The compiler can count the arguments fed into the function and determine content.size. The forEach statement will be compiled into 10 ArrayList.add statements. This will reduce overhead.
I get this result on the JVM.
The Test #3 is always faster, but more so on smaller sizes. The difference with 20 elements is rather small.
I don’t know about the “good benchmark” yet. But since inlining would get rid of the if statement and get rid of the array overhead, it’s quite obvious.
I was talking about language design. My proposal was introducing inline varargs. Everything done with them would be compiled into multiple statements. It would result in the same compiled code like test #3, which is the most performant.
But that’s still better than creating an array with then get’s destroyed only to populate an ArrayList. Nobody will feed thousands of elements in arrayListOf.
You have still yet to prove that unrolling is in fact faster using benchmarks. arrayListOf is implemented quite differently from your unrolled version, which means that your previous benchmark is not sufficent.
val list = ArrayList<Int>()
list.add(1)
list.add(2)
list.add(3)
list.add(4)
list.add(5)
list.add(6)
list.add(7)
list.add(8)
list.add(9)
list.add(10)
to
arrayListOf(1, 2, 3, 4, 5, 6, 7, 8, 9, 10)
where
public fun <T> arrayListOf(vararg elements: T): ArrayList<T> =
if (elements.size == 0) ArrayList() else ArrayList(ArrayAsCollection(elements, isVarargs = true))
private class ArrayAsCollection<T>(val values: Array<out T>, val isVarargs: Boolean) : Collection<T> {
/* other members omitted... */
public fun toArray(): Array<out Any?> = /* inline function expanding to: */
if (isVarargs && values.javaClass == Array<Any?>::class.java)
(values as Array<Any?>)
else
java.util.Arrays.copyOf(values, values.size, Array<Any?>::class.java)
}
and the following constructor from OpenJDK:
public ArrayList(Collection<? extends E> c) {
elementData = c.toArray();
size = elementData.length;
if (elementData.getClass() != Object[].class)
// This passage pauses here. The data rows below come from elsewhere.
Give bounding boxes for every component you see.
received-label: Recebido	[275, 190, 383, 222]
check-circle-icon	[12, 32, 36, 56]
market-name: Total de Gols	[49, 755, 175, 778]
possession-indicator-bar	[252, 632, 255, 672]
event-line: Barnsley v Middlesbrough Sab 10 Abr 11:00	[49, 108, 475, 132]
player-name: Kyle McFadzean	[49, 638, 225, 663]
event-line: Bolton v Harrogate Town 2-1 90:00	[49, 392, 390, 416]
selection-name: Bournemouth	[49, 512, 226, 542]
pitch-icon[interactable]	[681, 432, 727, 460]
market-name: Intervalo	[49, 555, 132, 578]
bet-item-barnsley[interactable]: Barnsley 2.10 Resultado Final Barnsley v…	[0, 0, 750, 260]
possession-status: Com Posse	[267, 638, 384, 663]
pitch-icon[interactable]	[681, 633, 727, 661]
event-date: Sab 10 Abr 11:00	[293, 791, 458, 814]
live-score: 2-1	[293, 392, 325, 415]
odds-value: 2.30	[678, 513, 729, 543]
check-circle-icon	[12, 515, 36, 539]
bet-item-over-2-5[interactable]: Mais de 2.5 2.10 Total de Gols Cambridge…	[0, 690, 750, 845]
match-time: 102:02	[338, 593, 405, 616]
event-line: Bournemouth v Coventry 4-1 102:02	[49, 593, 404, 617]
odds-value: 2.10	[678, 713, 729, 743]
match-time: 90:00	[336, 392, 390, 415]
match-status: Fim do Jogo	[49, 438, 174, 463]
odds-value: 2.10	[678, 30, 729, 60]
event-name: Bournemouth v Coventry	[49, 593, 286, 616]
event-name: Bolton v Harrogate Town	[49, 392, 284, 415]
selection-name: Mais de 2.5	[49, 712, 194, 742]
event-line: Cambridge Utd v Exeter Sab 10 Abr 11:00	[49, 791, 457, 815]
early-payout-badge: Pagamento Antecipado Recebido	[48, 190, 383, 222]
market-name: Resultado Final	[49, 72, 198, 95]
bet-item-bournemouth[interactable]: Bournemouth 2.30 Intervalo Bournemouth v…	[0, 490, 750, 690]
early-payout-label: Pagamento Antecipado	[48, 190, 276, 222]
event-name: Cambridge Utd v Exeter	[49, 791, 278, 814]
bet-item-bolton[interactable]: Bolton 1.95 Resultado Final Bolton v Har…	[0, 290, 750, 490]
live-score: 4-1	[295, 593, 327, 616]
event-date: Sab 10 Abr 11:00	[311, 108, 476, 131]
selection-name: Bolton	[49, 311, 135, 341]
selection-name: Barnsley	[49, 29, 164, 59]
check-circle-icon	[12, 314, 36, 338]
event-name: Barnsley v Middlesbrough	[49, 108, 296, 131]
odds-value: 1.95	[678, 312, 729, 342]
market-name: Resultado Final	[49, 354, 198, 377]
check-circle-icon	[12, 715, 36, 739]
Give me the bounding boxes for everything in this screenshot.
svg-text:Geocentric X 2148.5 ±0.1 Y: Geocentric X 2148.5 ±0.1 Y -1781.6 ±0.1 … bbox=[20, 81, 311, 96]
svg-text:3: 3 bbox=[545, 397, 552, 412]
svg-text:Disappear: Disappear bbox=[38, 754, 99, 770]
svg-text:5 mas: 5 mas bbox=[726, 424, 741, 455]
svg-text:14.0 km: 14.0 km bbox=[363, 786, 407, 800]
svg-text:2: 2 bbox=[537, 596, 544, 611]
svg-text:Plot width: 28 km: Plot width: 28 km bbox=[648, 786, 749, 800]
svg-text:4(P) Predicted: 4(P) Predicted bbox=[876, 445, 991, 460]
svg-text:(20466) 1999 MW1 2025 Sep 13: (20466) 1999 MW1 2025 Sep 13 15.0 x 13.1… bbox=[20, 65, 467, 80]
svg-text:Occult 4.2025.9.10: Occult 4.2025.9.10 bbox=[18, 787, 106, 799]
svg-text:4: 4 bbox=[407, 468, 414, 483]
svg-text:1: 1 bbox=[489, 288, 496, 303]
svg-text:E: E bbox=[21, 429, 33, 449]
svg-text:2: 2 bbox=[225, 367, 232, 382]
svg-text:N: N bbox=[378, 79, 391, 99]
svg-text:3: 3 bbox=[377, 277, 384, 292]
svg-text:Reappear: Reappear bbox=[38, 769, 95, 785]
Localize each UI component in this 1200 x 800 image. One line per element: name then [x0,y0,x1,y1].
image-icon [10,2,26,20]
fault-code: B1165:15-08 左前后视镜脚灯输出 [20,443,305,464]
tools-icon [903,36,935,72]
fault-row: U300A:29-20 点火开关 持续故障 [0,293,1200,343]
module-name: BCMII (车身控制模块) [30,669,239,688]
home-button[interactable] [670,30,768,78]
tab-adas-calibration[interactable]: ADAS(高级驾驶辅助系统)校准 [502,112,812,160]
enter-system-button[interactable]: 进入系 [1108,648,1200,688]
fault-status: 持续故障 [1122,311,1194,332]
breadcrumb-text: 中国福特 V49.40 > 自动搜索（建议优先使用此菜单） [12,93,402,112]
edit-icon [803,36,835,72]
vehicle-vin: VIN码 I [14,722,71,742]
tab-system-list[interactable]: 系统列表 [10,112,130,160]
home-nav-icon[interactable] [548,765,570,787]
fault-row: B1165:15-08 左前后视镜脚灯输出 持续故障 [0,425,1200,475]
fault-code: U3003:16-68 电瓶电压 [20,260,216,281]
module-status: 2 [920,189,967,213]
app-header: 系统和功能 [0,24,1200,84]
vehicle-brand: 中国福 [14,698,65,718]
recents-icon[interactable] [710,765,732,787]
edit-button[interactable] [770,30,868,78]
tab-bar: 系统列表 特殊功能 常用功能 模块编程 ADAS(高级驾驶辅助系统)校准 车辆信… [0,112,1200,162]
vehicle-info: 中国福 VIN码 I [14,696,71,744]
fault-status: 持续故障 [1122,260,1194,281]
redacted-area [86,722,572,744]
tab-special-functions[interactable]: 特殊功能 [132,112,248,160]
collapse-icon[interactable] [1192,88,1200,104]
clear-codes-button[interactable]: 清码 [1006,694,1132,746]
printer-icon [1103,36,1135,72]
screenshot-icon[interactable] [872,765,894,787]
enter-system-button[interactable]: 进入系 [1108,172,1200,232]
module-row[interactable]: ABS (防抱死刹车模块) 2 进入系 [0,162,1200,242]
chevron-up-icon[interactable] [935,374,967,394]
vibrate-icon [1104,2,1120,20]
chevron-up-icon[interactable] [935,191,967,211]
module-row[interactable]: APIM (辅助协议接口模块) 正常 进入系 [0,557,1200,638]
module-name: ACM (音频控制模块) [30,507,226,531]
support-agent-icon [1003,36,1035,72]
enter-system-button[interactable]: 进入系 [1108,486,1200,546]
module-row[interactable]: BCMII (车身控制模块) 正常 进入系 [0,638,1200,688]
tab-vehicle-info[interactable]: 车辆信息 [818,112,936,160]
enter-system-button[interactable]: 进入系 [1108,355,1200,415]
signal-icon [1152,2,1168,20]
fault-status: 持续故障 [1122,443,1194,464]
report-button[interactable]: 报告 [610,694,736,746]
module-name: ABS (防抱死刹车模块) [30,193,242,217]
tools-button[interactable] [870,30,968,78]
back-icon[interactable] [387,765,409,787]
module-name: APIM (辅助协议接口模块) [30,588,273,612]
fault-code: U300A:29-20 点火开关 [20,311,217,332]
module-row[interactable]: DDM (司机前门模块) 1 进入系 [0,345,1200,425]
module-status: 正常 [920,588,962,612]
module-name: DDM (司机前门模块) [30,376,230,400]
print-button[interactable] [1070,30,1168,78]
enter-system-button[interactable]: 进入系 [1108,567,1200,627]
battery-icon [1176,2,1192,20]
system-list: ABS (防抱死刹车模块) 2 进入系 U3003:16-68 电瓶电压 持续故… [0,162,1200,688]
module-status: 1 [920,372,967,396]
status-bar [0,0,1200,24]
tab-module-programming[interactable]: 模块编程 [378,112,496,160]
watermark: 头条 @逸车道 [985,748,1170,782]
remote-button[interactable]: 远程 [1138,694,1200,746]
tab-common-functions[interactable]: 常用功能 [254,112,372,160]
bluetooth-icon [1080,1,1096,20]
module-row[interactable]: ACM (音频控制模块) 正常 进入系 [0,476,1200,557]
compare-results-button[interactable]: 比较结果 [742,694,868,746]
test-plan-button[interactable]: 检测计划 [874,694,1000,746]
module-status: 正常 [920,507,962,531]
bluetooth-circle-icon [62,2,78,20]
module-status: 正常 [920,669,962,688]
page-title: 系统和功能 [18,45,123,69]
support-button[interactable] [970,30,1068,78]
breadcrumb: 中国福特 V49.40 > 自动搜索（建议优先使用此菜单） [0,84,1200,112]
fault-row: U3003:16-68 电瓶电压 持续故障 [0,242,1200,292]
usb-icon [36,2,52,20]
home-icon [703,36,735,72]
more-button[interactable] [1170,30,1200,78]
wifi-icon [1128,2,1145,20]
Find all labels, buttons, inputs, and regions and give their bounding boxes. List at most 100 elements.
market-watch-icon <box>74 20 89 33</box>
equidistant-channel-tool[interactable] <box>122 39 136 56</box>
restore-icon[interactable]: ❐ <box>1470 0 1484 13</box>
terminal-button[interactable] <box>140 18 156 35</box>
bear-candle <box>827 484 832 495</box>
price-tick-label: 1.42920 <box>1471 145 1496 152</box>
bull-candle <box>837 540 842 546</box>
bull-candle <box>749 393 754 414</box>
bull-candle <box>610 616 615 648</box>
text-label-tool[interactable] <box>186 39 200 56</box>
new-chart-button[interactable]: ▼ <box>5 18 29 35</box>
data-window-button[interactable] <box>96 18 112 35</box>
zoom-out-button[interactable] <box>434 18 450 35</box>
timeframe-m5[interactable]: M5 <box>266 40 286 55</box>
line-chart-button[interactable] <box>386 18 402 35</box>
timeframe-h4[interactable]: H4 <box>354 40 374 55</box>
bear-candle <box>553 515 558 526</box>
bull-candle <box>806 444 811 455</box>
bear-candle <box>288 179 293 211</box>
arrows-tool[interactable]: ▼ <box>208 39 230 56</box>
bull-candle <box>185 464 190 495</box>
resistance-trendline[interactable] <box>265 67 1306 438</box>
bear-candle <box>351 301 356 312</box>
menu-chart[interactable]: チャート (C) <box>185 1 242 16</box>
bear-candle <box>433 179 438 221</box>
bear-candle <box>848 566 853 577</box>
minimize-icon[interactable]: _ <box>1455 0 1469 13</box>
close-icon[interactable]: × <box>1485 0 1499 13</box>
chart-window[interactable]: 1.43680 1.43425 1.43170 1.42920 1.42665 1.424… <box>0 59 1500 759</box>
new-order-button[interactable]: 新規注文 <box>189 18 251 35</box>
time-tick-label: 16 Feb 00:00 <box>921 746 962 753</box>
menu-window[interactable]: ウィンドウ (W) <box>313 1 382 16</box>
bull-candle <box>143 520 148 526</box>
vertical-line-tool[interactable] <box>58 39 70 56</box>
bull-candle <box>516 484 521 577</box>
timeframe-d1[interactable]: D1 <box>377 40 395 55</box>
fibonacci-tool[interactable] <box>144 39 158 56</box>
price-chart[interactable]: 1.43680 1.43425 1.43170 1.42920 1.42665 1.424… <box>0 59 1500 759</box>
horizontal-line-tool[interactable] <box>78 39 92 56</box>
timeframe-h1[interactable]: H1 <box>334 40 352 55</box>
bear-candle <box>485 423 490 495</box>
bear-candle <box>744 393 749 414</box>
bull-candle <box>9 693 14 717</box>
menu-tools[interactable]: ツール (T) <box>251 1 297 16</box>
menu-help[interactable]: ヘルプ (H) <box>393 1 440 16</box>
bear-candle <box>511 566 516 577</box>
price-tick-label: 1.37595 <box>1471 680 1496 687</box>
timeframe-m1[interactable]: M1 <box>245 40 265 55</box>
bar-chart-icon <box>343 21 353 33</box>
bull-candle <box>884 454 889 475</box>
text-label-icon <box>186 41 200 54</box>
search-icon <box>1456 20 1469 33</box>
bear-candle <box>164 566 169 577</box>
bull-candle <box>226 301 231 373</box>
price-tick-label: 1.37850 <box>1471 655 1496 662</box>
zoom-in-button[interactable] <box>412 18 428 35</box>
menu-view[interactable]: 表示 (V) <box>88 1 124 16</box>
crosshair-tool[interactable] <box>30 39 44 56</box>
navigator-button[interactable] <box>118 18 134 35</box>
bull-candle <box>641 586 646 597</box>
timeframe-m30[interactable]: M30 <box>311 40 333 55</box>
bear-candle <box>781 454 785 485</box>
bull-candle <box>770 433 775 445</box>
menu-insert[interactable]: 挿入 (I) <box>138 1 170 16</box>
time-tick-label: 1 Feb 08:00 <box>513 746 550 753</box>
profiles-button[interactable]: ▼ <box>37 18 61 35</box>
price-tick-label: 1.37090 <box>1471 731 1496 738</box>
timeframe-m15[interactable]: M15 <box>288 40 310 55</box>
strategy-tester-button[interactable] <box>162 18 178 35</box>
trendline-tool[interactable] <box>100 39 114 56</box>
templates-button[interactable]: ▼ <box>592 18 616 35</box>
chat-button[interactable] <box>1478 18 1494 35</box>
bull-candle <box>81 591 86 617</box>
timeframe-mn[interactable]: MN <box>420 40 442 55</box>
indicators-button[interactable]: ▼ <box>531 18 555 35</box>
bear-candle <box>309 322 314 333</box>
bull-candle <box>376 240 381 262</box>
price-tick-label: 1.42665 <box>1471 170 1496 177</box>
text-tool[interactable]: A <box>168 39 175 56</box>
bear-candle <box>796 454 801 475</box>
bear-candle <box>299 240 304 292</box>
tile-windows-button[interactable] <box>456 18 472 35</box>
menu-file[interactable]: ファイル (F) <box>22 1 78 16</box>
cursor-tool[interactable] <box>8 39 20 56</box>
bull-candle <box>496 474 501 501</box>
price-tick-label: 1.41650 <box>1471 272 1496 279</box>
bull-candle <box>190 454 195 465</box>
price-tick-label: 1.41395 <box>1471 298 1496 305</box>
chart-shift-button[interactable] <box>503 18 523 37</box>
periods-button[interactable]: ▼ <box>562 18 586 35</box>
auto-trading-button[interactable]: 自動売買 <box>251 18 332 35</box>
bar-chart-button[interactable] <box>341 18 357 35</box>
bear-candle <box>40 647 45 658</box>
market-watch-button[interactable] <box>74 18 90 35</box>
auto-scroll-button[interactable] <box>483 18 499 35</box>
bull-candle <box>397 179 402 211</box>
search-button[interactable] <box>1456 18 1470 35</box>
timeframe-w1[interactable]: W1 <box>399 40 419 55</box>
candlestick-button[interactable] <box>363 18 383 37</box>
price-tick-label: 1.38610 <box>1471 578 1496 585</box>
elementData = Arrays.copyOf(elementData, size, Object[].class);
}
In other words, you are comparing an implementation that first creates the ArrayList, and then inserts the elements to an implementation that creates an intermediate Collection backed by the varargs array, which is then passed to the constructor of ArrayList, which in turn unwraps the array and ends up using that as its backing array.
Specifying the initial capacity is not really relevant to this discussion, so your benchmark essentially just compares two versions. And those two differ in so many ways that it is not safe to say that the difference in performance is caused by unrolling. A more reasonable test would be to compare you own implementation of arrayListOf to the unrolled version.
Hi @H4xX0r1337,
I squash here some personal considerations, I hope this helps.
The inline vararg modifier is not required, an inline function can automatically inline parameters, adding inline modifier does not helps a lot.
I think that the whole discussion can be reduce to consider array as a constant and able the compiler to optimizing it.
If I wrote the code 1+2 the compiler can replace it with 3, similar if I write arrayOf(1)+arrayOf(2) the compiler should replace it with arrayOf(1, 2), it replace arrayOf(0,0,0).size with 3 and, finally, it unroll for loop on constant array.
I think that the above consideration should be enough for the compiler to perform all the requested optimization.
Currently Hotspot compiler is able to perform this optimization, maybe Graal does or will do it. In such case this proposal is not really interesting.
Another consideration is about performance: in a real world application the impact can be negligible, so the compilation phase take longer, application are larger and there is no difference with the unoptimized version.
So we need a use case with valuable results.
E.g.: performing this optimization in a typical IA library can boost the performance of 5%
But “this optimization reduce the listOf(1,2,3) cost of 1 microsecond” is not a good starting point.